Ten GP clinics across four states and territories previously owned by Tristar Medical Group have failed to attract a buyer and will cease operations on Friday.
Key points:
Tristar Medical Group’s administrators announce 10 clinics will stop operating on Friday
The clinics are located in Victoria, New South Wales, Northern Territory and the ACT
The closure means there is no longer a doctor working in the central Victorian town of Avoca
McGrathNichol Restructuring were appointed as Tristar Medical Group’s administrators in May after the company owed creditors more than $9.3million.
“It is regrettable that the clinics must close,” administrator Matthew Caddy said.
“In the absence of buyers for the clinics, which are loss-making, we have been left with no other option.”
Clinics include those at Avoca, Ararat, Dandenong and Grovedale in Victoria, Kempsey and West Wyalong in New South Wales, and at Bruce in Canberra.
Three Northern Territory centers across Darwin and Palmerston will also close.
The administrators said doctors and staff working at the clinics had been advised of the closure.

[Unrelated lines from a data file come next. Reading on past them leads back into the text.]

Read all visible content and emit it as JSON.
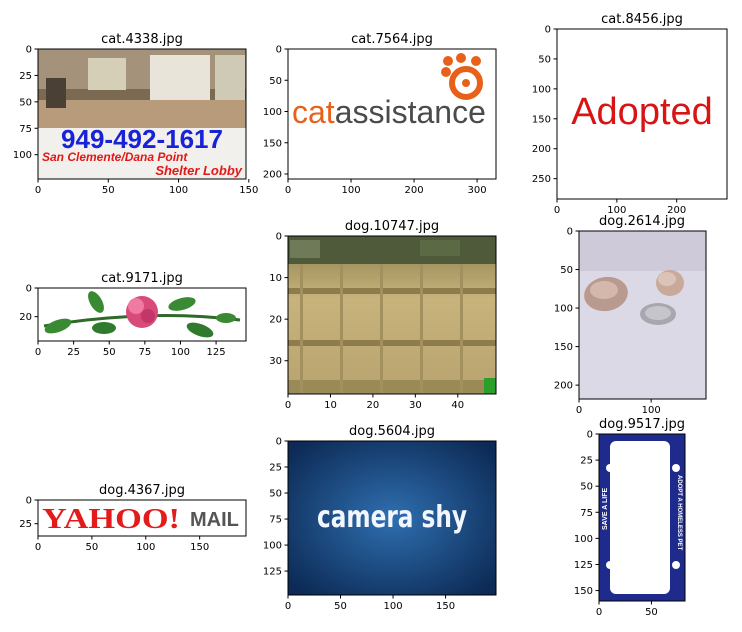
{
  "chart_data": [
    {
      "type": "image",
      "title": "cat.4338.jpg",
      "width": 148,
      "height": 123,
      "xticks": [
        0,
        50,
        100,
        150
      ],
      "yticks": [
        0,
        25,
        50,
        75,
        100
      ],
      "image_text": [
        "949-492-1617",
        "San Clemente/Dana Point",
        "Shelter Lobby"
      ]
    },
    {
      "type": "image",
      "title": "cat.7564.jpg",
      "width": 330,
      "height": 208,
      "xticks": [
        0,
        100,
        200,
        300
      ],
      "yticks": [
        0,
        50,
        100,
        150,
        200
      ],
      "image_text": [
        "catassistance"
      ]
    },
    {
      "type": "image",
      "title": "cat.8456.jpg",
      "width": 284,
      "height": 284,
      "xticks": [
        0,
        100,
        200
      ],
      "yticks": [
        0,
        50,
        100,
        150,
        200,
        250
      ],
      "image_text": [
        "Adopted"
      ]
    },
    {
      "type": "image",
      "title": "cat.9171.jpg",
      "width": 146,
      "height": 37,
      "xticks": [
        0,
        25,
        50,
        75,
        100,
        125
      ],
      "yticks": [
        0,
        20
      ],
      "image_text": []
    },
    {
      "type": "image",
      "title": "dog.10747.jpg",
      "width": 49,
      "height": 38,
      "xticks": [
        0,
        10,
        20,
        30,
        40
      ],
      "yticks": [
        0,
        10,
        20,
        30
      ],
      "image_text": []
    },
    {
      "type": "image",
      "title": "dog.2614.jpg",
      "width": 176,
      "height": 218,
      "xticks": [
        0,
        100
      ],
      "yticks": [
        0,
        50,
        100,
        150,
        200
      ],
      "image_text": []
    },
    {
      "type": "image",
      "title": "dog.4367.jpg",
      "width": 193,
      "height": 38,
      "xticks": [
        0,
        50,
        100,
        150
      ],
      "yticks": [
        0,
        25
      ],
      "image_text": [
        "YAHOO!",
        "MAIL"
      ]
    },
    {
      "type": "image",
      "title": "dog.5604.jpg",
      "width": 198,
      "height": 148,
      "xticks": [
        0,
        50,
        100,
        150
      ],
      "yticks": [
        0,
        25,
        50,
        75,
        100,
        125
      ],
      "image_text": [
        "camera shy"
      ]
    },
    {
      "type": "image",
      "title": "dog.9517.jpg",
      "width": 82,
      "height": 160,
      "xticks": [
        0,
        50
      ],
      "yticks": [
        0,
        25,
        50,
        75,
        100,
        125,
        150
      ],
      "image_text": [
        "SAVE A LIFE",
        "ADOPT A HOMELESS PET"
      ]
    }
  ]
}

The ABC heard that there was a potential buyer for the 10 clinics, but that deal fell through at the last minute and clinic staff were only notified of the closure on Tuesday afternoon.
The Family Doctor group on August 5 purchased 12 of Tristar’s clinics, which were mainly located in Victoria.
Bulk billing ‘unsustainable’
Tristar medical clinics offered bulk-billing patients but Royal Australian College of General Practitioners president Karen Price said it was unsustainable.